Contrastes

Anabela Fino

A cimeira Rússia-África, que a 27 de Julho reuniu em São Petersburgo representantes de 49 dos 54 países do continente africano, esteve sob fogo dos media, que a apresentaram como um fracasso. “Apenas” compareceram 17 chefes de Estado, num contexto de enormes e ostensivas pressões dos EUA e UE para o boicote do encontro.

Dias antes, em Roma, a primeira-ministra de extrema-direita, Giorgia Meloni, acolheu a cimeira “Food Systems + 2”; posou para a posteridade ao lado do secretário-geral das ONU, António Guterres, e de uma meia dúzia de dignatários africanos; e declarou que a «guerra exacerbou uma série de problemas, como a falta de segurança alimentar nas nações africanas», tema para o G7, a que a Itália presidirá em 2024. Depois foi ao beija-mão a Biden na Casa Branca.

A arrogância face aos países africanos rivaliza com a hipocrisia. Como se o colonialismo não tivesse reduzido a África ao papel de fornecedor de mão-de-obra-barata e matérias-primas, e de consumidor dependente e endividado. Como se o neocolonialismo, com as políticas impostas pelos credores como o Banco Mundial e o FMI, nada tivesse a ver com o facto de, apesar das imensas riquezas do continente, um terço da população africana viver abaixo do limiar da pobreza, cerca de nove vezes mais do que a média mundial, e de no final de 2022 a dívida externa total da África subsahariana ascender ao montante recorde de cerca de 790 mil milhões de dólares, o dobro de há dez anos, e representar 60% do PIB do continente.

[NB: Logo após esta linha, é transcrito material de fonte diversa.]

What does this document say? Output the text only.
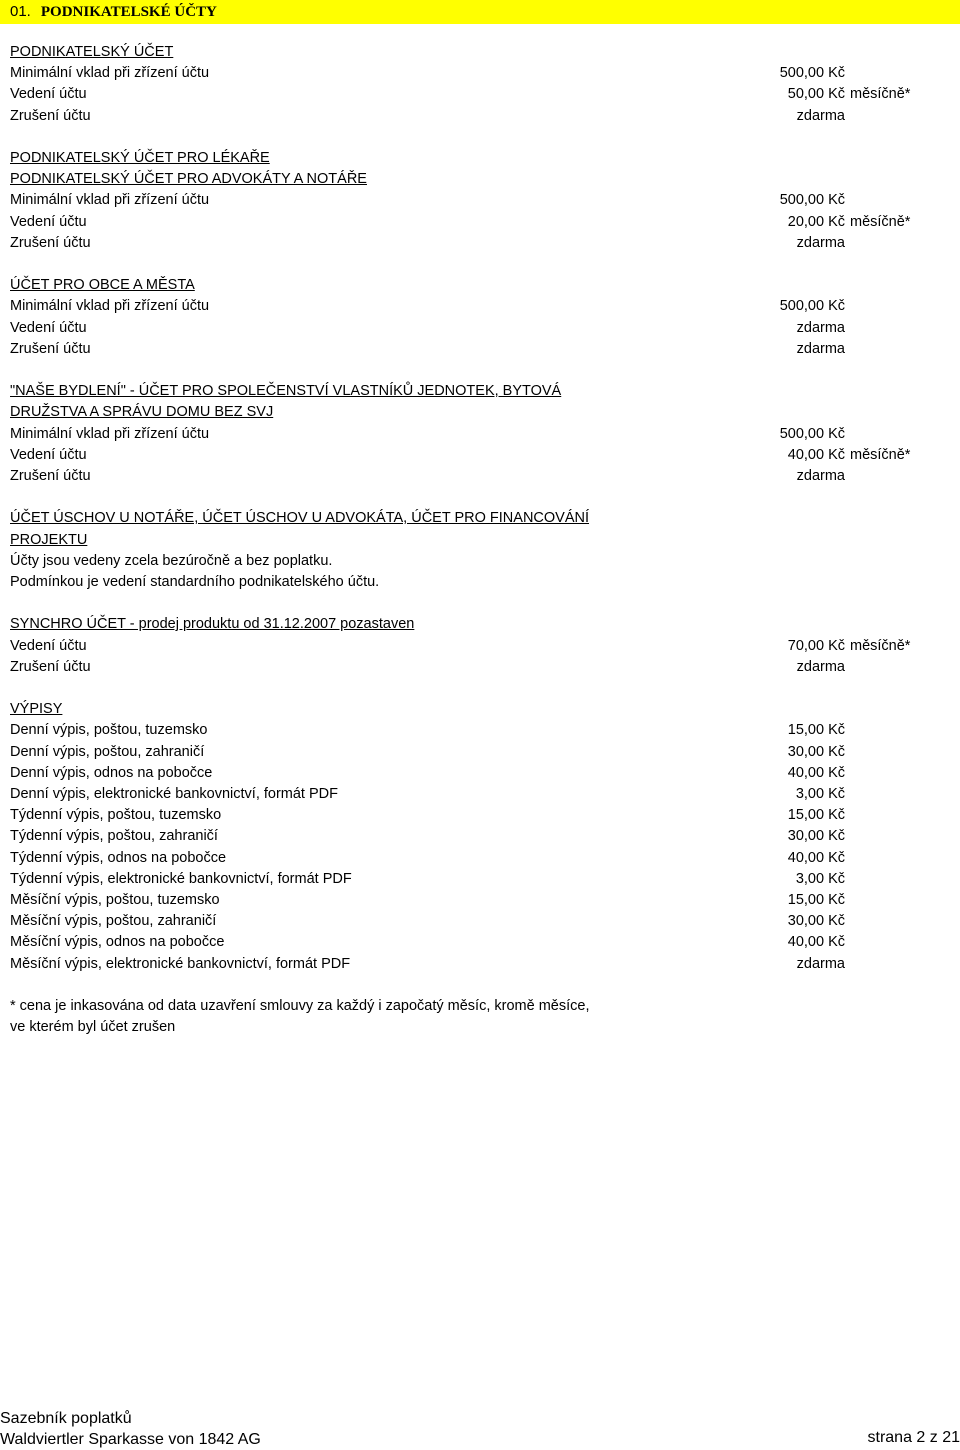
01. PODNIKATELSKÉ ÚČTY
PODNIKATELSKÝ ÚČET
Minimální vklad při zřízení účtu	500,00 Kč
Vedení účtu	50,00 Kč měsíčně*
Zrušení účtu	zdarma
PODNIKATELSKÝ ÚČET PRO LÉKAŘE
PODNIKATELSKÝ ÚČET PRO ADVOKÁTY A NOTÁŘE
Minimální vklad při zřízení účtu	500,00 Kč
Vedení účtu	20,00 Kč měsíčně*
Zrušení účtu	zdarma
ÚČET PRO OBCE A MĚSTA
Minimální vklad při zřízení účtu	500,00 Kč
Vedení účtu	zdarma
Zrušení účtu	zdarma
"NAŠE BYDLENÍ" - ÚČET PRO SPOLEČENSTVÍ VLASTNÍKŮ JEDNOTEK, BYTOVÁ
DRUŽSTVA A SPRÁVU DOMU BEZ SVJ
Minimální vklad při zřízení účtu	500,00 Kč
Vedení účtu	40,00 Kč měsíčně*
Zrušení účtu	zdarma
ÚČET ÚSCHOV U NOTÁŘE, ÚČET ÚSCHOV U ADVOKÁTA, ÚČET PRO FINANCOVÁNÍ
PROJEKTU
Účty jsou vedeny zcela bezúročně a bez poplatku.
Podmínkou je vedení standardního podnikatelského účtu.
SYNCHRO ÚČET - prodej produktu od 31.12.2007 pozastaven
Vedení účtu	70,00 Kč měsíčně*
Zrušení účtu	zdarma
VÝPISY
Denní výpis, poštou, tuzemsko	15,00 Kč
Denní výpis, poštou, zahraničí	30,00 Kč
Denní výpis, odnos na pobočce	40,00 Kč
Denní výpis, elektronické bankovnictví, formát PDF	3,00 Kč
Týdenní výpis, poštou, tuzemsko	15,00 Kč
Týdenní výpis, poštou, zahraničí	30,00 Kč
Týdenní výpis, odnos na pobočce	40,00 Kč
Týdenní výpis, elektronické bankovnictví, formát PDF	3,00 Kč
Měsíční výpis, poštou, tuzemsko	15,00 Kč
Měsíční výpis, poštou, zahraničí	30,00 Kč
Měsíční výpis, odnos na pobočce	40,00 Kč
Měsíční výpis, elektronické bankovnictví, formát PDF	zdarma
* cena je inkasována od data uzavření smlouvy za každý i započatý měsíc, kromě měsíce,
ve kterém byl účet zrušen
Sazebník poplatků
Waldviertler Sparkasse von 1842 AG	strana 2 z 21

Assacar à guerra na Ucrânia a responsabilidade pela fome em África diaboliza a Rússia e esconde o que até o Banco Mundial reconhece: que enquanto os preços por grosso de produtos agrícolas e cereais caíram 4% e 12%, respectivamente, num ano, os preços dos alimentos tiveram subidas de 10% ou mais em todo o mundo. E encobre que as causas da fome estão associadas à crescente apropriação de terras aráveis em África e noutras regiões, incluindo a Ucrânia, pelos grandes grupos que especulam com matérias-primas, cereais incluídos: mais de seis milhões de contratos de compra e venda de matérias-primas são feitos diariamente na Chicago Commodity Exchange para fins especulativos.

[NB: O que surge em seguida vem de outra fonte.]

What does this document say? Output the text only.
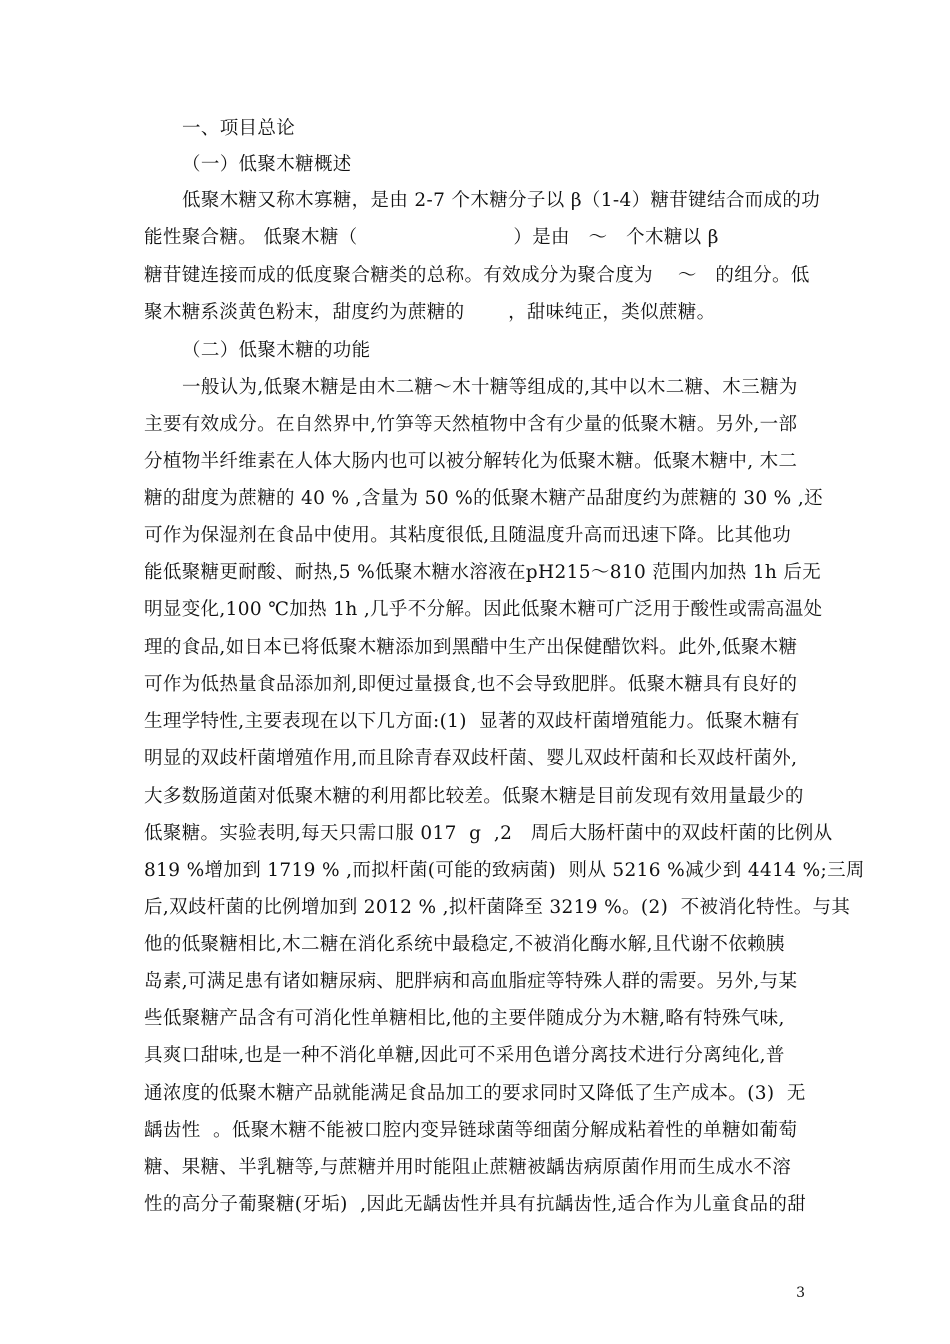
一、项目总论
（一）低聚木糖概述
低聚木糖又称木寡糖，是由 2-7 个木糖分子以 β（1-4）糖苷键结合而成的功
能性聚合糖。 低聚木糖（                         ）是由   ～   个木糖以 β
糖苷键连接而成的低度聚合糖类的总称。有效成分为聚合度为    ～   的组分。低
聚木糖系淡黄色粉末，甜度约为蔗糖的       ，甜味纯正，类似蔗糖。
（二）低聚木糖的功能
一般认为,低聚木糖是由木二糖～木十糖等组成的,其中以木二糖、木三糖为
主要有效成分。在自然界中,竹笋等天然植物中含有少量的低聚木糖。另外,一部
分植物半纤维素在人体大肠内也可以被分解转化为低聚木糖。低聚木糖中, 木二
糖的甜度为蔗糖的 40 % ,含量为 50 %的低聚木糖产品甜度约为蔗糖的 30 % ,还
可作为保湿剂在食品中使用。其粘度很低,且随温度升高而迅速下降。比其他功
能低聚糖更耐酸、耐热,5 %低聚木糖水溶液在pH215～810 范围内加热 1h 后无
明显变化,100 ℃加热 1h ,几乎不分解。因此低聚木糖可广泛用于酸性或需高温处
理的食品,如日本已将低聚木糖添加到黑醋中生产出保健醋饮料。此外,低聚木糖
可作为低热量食品添加剂,即便过量摄食,也不会导致肥胖。低聚木糖具有良好的
生理学特性,主要表现在以下几方面:(1)  显著的双歧杆菌增殖能力。低聚木糖有
明显的双歧杆菌增殖作用,而且除青春双歧杆菌、婴儿双歧杆菌和长双歧杆菌外,
大多数肠道菌对低聚木糖的利用都比较差。低聚木糖是目前发现有效用量最少的
低聚糖。实验表明,每天只需口服 017  g  ,2   周后大肠杆菌中的双歧杆菌的比例从
819 %增加到 1719 % ,而拟杆菌(可能的致病菌)  则从 5216 %减少到 4414 %;三周
后,双歧杆菌的比例增加到 2012 % ,拟杆菌降至 3219 %。(2)  不被消化特性。与其
他的低聚糖相比,木二糖在消化系统中最稳定,不被消化酶水解,且代谢不依赖胰
岛素,可满足患有诸如糖尿病、肥胖病和高血脂症等特殊人群的需要。另外,与某
些低聚糖产品含有可消化性单糖相比,他的主要伴随成分为木糖,略有特殊气味,
具爽口甜味,也是一种不消化单糖,因此可不采用色谱分离技术进行分离纯化,普
通浓度的低聚木糖产品就能满足食品加工的要求同时又降低了生产成本。(3)  无
龋齿性  。低聚木糖不能被口腔内变异链球菌等细菌分解成粘着性的单糖如葡萄
糖、果糖、半乳糖等,与蔗糖并用时能阻止蔗糖被龋齿病原菌作用而生成水不溶
性的高分子葡聚糖(牙垢)  ,因此无龋齿性并具有抗龋齿性,适合作为儿童食品的甜
3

Acresce à hipocrisia o facto de quase todos os cereais saídos da Ucrânia terem tido como destino países da UE e não os países mais pobres. Segundo a ONU, 38% foram enviados para a Europa, apesar de a UE ser um exportador líquido de trigo; 30% foram para a Turquia e 24% para a China. Apenas 2% foram para nações do Sul global.

Em São Petersburgo, os países africanos mostraram não querer participar nos jogos de guerra do imperialismo e que privilegiam a negociação – essa palavra hoje tornada obscena na sociedade ocidental. Valha-nos isso.